Top photo looks from Glendrian to the flanks of Meall Meadhoin.
Second photo taken along the track between Ockle and Eilagadale.
Bottom photo courtesy Ardnamurchan Lighthouse Trust.

Saturday, 19 March 2011

The Great Kilchoan Pram Race

An event which last happened many decades ago - judging by the photograph of the winner, see below - is being resurrected: Kilchoan will, once again, have a Pram Race this summer. The date for your diaries is Friday 29th July, neatly placed between Sports Day on 22nd July and Regatta on 5th August.

As you would expect of any Kilchoan event, its organisation is impeccable. The route last time ran from the pier to the Kilchoan House Hotel; this time, it's from the end of Ormsaigbeg downhill to the hotel. There are very strict rules, very precise timing for the start of the race and, most important of all, some fabulous prizes to be won. Full details are available on a leaflet which can be downloaded here.

Some of you will enjoy identifying the people who took part in the last race - and this is the photograph of its winner. Anyone recognise him?

More information on the West Ardnamurchan News & Information site here.

Many thanks to Cliff Isherwood for pictures and background

Friday, 18 March 2011

Another Sign of Spring

The first pied wagtail of the year struts his stuff on the wall of the jetty below the shop. Wagtails are resident throughout the year in most of Britain but not in the Highlands. Our wagtails move south, most of them spending the cold months in England but some preferring France.

The Pigs - Fame Comes Closer

As predicted in a recent Diary exclusive here, the Kilchoan pigs are set to become TV personalities after a team from the BBC drove all the way up to Ardnamurchan today to film and interview them.

The weather could have been better, with sleety rain and a stiff wind blowing which must have made filming difficult but didn't bother the pigs who are quite used to being left outside in all weathers.

Some time was spent up Ormsaigbeg, where five of the pigs have recently cleared a plot of land, so the BBC was able to film land before and after the pigs had cleared it.

The team from the BBC were fortunate in having Hughie MacLachlan to supervise their work and give them advice on how to take the best shots.

As one would expect of budding media personalities, the pigs behaved wonderfully, coming up to the camera and offering their view on all aspects of world and local affairs - as personalities do. One, Pig X - The Diary was shocked to discover that, despite all the excitement about their coming celebrity, they still haven't been given names - complained on camera that the pig nuts they were getting no longer seemed appropriate to their new status, and they wanted caviar and champagne at all meals in future.

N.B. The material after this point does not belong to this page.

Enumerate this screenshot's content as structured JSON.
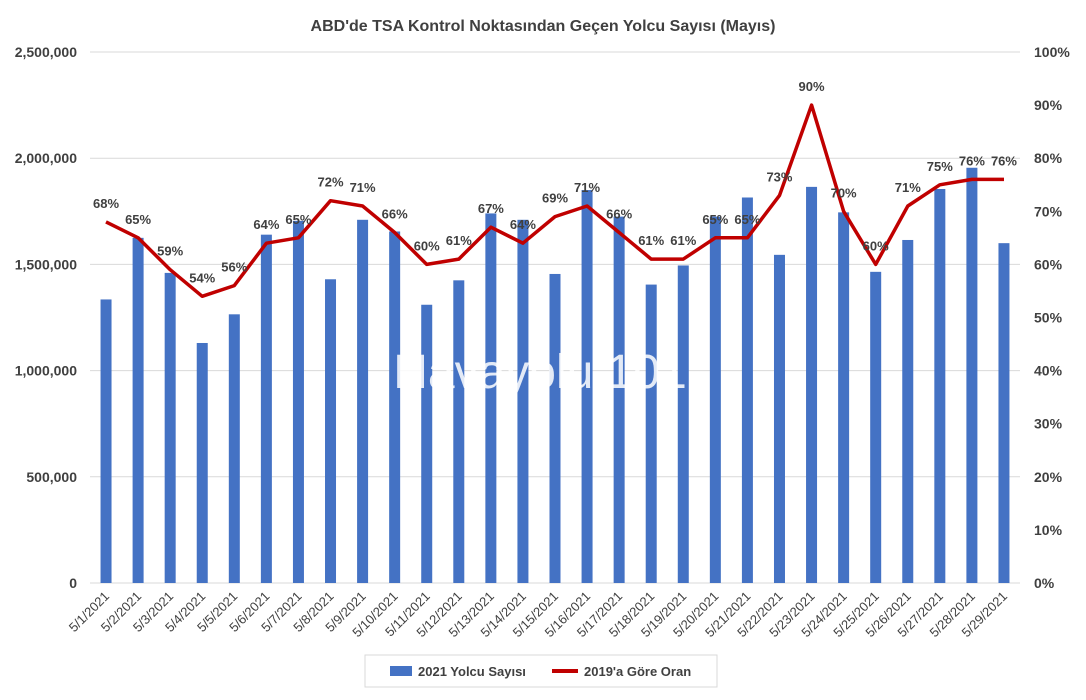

The BBC team left in very good spirits, full of admiration for the work the pigs were doing on clearing bracken. Holly Booth, assistant producer, promised that the pigs would be on the Landward programme, BBC Scotland, on a Friday evening in mid to late April.

Thursday, 17 March 2011

Sanna Landing

When Rosie and Dave Curtis drove their children to Sanna the other day to do what we all love to do at that beautiful place - take a long walk along the sands, with not another soul to be seen and the sun bright across the water - their peace was disturbed by a light aircraft which, having circled a couple of times, suddenly landed on the beach.

The pilot was lucky to get down safely. As many of us know, the sand can be unpredictable: only recently, West Ardnamurchan Community Council finally succeeded in getting a notice put up by the car park warning visitors to take care, particularly where small burns cross the beach.

But fortune favours the brave, and this pilot, a man from Oban who has, for many years, wanted to land on Sanna beach, made both a perfect landing and take-off.

Remember then - next time you take a stroll at Sanna, look left and right along the runway before crossing.

Many thanks to Rosie & Dave for the photos

Spring Sunshine

It's Spring, the sun's come out after a shower, and the first celandines of the year are showing their faces.

But there's still snow on the higher hills and mountains. Here, a greylag goose, silhouetted against Ben Talla on Mull, circles above Kilchoan Bay before landing on the foreshore near The Ferry Stores.